Iran opens up to have a talk that will lift sanctions slammed on the country for nuclear activities, the move that sent jittery into the oil market due to pandemic-induced effects on global demand.
Extra millions of oil volume coming to the market is expected to have drastic impacts on crude prices amidst the Organisation of Petroleum Exporting Countries and allies (OPEC+) plan to incrementally raise output in the second half of 2021.
Goldman Sachs predicted that oil will hit $80 per barrel in 2021 while some ratings agencies including Fitch Ratings, Standard and Poor’s have updated their separate oil estimate in the light of the new development.
Offers for light, sweet crude West African oil stayed high as relatively lower production of competing U.S. grades and high consumption there paved a clearer way to buyers.
Traders continued to await Nigeria’s July official selling prices (OSPs) and certain key programmes for August.
Meanwhile, Indian Oil Minister Dharmendra Pradhan on Thursday again urged the Organisation of the Petroleum Exporting Countries (OPEC) to phase out crude output cuts as high prices are stoking inflation.
Sustaining the ongoing rally, international benchmark Brent crude printed at $75.48 a barrel earlier in the day, after a 0.39% increase from $75.19 a barrel reported yesterday.
American benchmark West Texas Intermediate (WTI) traded at $73.39 a barrel at the same time for a 0.42% rise after ending the previous session at $73.08 per barrel.
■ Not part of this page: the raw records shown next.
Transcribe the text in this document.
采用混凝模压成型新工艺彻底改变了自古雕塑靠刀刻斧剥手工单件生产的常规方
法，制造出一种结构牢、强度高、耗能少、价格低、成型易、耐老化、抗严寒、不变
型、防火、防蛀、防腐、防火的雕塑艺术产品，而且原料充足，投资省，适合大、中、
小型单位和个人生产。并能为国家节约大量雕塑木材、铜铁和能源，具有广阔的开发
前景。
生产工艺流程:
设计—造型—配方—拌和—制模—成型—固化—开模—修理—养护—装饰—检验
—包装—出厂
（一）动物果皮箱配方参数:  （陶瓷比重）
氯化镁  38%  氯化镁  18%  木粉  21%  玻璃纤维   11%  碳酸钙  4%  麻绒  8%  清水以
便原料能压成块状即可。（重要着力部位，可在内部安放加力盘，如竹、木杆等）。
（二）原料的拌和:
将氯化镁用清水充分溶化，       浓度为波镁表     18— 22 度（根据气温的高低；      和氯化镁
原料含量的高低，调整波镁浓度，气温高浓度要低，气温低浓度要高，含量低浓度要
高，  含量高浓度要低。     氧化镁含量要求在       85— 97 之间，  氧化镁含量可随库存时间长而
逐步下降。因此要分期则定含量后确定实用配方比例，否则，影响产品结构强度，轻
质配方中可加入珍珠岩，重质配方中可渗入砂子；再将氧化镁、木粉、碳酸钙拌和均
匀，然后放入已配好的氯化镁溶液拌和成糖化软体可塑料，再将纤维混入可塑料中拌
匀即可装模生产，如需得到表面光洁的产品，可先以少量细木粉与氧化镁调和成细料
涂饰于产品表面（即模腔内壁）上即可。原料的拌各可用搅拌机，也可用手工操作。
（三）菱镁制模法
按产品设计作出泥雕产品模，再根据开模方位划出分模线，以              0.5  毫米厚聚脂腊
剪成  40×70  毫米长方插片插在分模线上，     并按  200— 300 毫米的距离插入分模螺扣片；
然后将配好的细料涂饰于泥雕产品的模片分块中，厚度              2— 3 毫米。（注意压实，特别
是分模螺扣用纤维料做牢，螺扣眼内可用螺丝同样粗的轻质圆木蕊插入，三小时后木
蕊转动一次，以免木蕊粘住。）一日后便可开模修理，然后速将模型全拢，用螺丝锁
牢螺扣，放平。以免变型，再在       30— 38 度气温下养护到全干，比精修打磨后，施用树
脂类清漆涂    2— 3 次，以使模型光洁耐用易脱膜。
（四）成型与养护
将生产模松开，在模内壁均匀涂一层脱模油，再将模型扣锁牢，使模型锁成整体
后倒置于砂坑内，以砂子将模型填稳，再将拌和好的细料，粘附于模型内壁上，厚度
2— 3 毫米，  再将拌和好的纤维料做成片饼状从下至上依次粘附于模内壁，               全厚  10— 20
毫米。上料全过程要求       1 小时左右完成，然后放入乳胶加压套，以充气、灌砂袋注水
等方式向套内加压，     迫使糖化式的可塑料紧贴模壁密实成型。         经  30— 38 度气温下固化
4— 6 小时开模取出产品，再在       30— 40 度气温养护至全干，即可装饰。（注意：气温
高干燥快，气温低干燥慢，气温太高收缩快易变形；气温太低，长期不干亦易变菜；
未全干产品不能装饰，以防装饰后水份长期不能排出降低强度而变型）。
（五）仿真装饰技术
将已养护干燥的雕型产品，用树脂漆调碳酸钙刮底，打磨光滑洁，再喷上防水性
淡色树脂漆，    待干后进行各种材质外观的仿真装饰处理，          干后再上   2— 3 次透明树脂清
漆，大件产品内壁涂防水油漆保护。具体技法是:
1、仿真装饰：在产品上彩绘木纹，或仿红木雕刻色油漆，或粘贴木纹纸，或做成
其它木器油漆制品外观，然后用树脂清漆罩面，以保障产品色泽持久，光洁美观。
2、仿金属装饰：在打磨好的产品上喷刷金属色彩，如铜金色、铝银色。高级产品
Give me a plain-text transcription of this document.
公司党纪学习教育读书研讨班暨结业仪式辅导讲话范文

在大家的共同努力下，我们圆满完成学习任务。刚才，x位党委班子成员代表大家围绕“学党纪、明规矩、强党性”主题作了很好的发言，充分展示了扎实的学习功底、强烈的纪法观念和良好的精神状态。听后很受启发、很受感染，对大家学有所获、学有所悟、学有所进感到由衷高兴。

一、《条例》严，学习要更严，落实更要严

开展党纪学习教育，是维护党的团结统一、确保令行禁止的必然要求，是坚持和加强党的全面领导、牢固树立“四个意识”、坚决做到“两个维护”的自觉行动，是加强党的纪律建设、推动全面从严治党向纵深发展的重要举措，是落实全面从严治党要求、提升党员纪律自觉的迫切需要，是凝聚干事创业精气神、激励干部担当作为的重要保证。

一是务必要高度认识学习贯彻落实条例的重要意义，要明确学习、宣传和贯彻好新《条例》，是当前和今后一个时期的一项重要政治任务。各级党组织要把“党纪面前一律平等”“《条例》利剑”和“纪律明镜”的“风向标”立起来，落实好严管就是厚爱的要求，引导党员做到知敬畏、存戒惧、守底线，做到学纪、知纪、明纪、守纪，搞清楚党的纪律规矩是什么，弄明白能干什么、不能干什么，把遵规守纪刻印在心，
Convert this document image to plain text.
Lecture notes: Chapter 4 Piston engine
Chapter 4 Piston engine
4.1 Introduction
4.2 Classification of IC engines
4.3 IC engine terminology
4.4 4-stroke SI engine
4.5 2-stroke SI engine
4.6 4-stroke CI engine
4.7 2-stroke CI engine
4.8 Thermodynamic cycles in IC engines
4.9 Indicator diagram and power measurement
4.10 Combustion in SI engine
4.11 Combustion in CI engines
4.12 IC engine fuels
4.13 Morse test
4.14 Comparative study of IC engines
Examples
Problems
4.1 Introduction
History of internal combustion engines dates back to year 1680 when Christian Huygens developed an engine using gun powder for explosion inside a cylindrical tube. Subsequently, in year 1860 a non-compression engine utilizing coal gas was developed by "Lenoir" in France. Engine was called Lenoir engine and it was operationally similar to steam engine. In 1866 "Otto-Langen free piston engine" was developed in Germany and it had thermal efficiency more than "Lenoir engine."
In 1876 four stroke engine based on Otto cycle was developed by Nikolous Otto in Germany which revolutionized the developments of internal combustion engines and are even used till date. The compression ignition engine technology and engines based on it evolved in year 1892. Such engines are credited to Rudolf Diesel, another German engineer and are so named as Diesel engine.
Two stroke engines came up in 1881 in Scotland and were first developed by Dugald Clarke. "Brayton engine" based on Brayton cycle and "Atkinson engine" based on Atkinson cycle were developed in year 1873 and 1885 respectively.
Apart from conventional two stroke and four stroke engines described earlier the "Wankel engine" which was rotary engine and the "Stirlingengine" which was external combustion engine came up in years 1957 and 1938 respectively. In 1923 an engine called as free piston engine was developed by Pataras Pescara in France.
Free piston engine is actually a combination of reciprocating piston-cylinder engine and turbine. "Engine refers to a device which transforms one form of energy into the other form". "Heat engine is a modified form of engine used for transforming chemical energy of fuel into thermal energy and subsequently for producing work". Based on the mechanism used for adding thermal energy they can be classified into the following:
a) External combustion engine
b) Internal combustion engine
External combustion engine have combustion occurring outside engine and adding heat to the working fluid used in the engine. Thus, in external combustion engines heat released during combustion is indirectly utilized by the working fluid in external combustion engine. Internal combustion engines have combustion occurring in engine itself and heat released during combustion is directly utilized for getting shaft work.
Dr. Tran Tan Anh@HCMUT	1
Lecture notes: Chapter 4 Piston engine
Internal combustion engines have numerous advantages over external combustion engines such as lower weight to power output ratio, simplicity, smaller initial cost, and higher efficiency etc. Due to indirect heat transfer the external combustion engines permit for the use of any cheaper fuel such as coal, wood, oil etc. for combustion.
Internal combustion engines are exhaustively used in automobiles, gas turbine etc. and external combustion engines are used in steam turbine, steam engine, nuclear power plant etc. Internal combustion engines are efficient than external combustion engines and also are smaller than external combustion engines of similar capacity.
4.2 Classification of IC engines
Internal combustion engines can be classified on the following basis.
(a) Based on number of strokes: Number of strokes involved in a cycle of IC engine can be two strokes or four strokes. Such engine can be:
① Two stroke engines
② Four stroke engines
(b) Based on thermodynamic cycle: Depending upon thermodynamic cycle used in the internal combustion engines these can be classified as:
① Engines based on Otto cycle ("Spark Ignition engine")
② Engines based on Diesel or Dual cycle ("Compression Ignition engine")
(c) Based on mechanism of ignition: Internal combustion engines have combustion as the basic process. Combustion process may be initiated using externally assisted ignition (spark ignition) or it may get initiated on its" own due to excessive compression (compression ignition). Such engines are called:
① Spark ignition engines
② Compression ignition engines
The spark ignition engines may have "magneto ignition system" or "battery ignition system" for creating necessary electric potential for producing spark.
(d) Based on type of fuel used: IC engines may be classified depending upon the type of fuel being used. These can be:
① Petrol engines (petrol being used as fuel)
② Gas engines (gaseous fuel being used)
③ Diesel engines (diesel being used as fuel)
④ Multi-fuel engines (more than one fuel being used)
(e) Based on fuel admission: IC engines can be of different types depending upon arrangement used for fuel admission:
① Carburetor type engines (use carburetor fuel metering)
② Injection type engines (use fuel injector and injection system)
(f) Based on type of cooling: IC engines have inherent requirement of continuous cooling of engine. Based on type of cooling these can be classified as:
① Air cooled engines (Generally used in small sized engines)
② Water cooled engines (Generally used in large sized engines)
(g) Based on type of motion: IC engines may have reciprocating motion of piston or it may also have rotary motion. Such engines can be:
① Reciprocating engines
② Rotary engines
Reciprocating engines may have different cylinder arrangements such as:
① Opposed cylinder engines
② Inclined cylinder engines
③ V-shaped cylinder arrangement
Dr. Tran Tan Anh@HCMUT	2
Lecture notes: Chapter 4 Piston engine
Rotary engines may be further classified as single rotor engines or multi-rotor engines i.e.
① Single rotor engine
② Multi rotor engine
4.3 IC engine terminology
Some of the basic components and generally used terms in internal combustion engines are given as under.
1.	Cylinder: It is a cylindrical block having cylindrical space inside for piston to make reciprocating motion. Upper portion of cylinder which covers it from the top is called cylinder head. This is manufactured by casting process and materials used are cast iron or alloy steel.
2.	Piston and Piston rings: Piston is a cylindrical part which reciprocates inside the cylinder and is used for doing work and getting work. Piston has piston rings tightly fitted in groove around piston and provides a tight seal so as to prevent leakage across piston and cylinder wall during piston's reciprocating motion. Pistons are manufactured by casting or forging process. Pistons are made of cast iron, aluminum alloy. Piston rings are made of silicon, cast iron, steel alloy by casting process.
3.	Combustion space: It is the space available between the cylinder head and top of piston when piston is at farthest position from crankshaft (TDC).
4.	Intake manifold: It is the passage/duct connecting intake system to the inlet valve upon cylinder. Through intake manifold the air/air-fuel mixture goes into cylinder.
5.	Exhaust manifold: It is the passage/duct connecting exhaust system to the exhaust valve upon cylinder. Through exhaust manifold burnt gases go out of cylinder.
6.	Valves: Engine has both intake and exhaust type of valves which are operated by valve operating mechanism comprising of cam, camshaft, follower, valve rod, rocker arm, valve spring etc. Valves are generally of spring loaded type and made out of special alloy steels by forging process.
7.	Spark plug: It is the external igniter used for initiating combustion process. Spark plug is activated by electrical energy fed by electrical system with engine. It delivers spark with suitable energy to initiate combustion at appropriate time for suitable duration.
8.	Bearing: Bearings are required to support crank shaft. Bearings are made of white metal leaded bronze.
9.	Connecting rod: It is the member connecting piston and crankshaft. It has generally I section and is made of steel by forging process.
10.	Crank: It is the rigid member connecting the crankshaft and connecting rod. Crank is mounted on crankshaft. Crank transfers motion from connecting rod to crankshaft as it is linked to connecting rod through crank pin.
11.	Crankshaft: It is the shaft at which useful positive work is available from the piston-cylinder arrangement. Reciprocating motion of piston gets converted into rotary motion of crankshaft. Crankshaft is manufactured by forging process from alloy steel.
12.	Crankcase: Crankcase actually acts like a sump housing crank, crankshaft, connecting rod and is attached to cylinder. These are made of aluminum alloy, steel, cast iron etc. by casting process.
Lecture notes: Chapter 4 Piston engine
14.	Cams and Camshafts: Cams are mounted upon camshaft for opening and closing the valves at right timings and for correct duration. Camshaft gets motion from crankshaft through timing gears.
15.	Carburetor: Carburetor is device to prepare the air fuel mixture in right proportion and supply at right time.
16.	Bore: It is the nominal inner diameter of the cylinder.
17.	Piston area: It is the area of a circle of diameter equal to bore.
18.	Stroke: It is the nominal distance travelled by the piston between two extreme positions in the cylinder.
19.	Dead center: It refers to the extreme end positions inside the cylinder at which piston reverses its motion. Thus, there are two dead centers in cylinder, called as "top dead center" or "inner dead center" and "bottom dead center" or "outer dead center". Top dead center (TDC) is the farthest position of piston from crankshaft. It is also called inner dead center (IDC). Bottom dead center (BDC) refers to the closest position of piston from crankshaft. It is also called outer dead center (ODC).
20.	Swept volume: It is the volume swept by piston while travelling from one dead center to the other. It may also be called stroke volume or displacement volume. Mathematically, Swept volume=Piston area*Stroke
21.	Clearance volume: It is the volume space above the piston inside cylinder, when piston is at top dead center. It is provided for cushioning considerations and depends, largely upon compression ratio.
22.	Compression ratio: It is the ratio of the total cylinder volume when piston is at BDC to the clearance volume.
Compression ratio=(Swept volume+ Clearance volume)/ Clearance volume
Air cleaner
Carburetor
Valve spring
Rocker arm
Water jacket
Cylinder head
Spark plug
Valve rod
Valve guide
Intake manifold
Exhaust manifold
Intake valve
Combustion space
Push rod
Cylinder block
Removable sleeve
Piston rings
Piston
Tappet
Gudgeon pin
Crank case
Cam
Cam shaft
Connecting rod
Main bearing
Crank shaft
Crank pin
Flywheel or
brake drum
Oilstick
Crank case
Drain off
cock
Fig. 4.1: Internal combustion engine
Oil market data shows that both benchmarks hit their highest level since 2018 when Brent traded at $76.92 on Oct. 31 and WTI hit $75.08 on Oct. 10.
These record highs came on hopes of greater oil demand, as US crude stocks fell by more than the market expected last week.
US commercial crude oil inventories fell by 7.6 million barrels, or 1.6%, to 459.1 million barrels, relative to the market expectation of a fall of 3.6 million barrels, according to data released by the country’s Energy Information Administration (EIA) on Wednesday.
The stalled talks between the US and Iran on the revival of the 2015 nuclear deal and removal of US sanctions on Iran also reflected positively on prices as an agreement would mean extra Iranian barrels flooding the market.
Although Iran announced Wednesday that Washington agreed to remove all sanctions on Iran’s oil and shipping and to take some senior Iranian political figures off a blacklist to revive Tehran’s 2015 nuclear deal, the US did not make an official statement on the issue.
German Foreign Minister Heiko Maas warned that there were still significant hurdles during the talks in Vienna but did not rule out an agreement even after newly-elected Iranian President Ebrahim Raisi, an implacable US critic, came to power.
Over the past several weeks, Iran and other signatories to the deal, officially known as the Joint Comprehensive Plan of Action (JCPOA), have been engaged in marathon negotiations in the Austrian capital Vienna to revive the accord.
Former President Donald Trump unilaterally withdrew the US from the agreement in 2018, and not only re-imposed sweeping sanctions it had agreed to lift under the deal but imposed new ones in the hope that the penalties would bring Iran back to negotiations for what Trump hoped would be a “better” deal.
Iran resisted his efforts and instead stepped away from the nuclear restrictions it agreed to under the accord as regional tensions between the US and the Islamic Republic soared.
The JCPOA is an agreement on the Iranian nuclear program reached in Vienna on July 14, 2015, between Iran and the P5+1, comprising the five permanent members of the UN Security Council — China, France, Russia, the UK, and the US — plus Germany together with the European Union.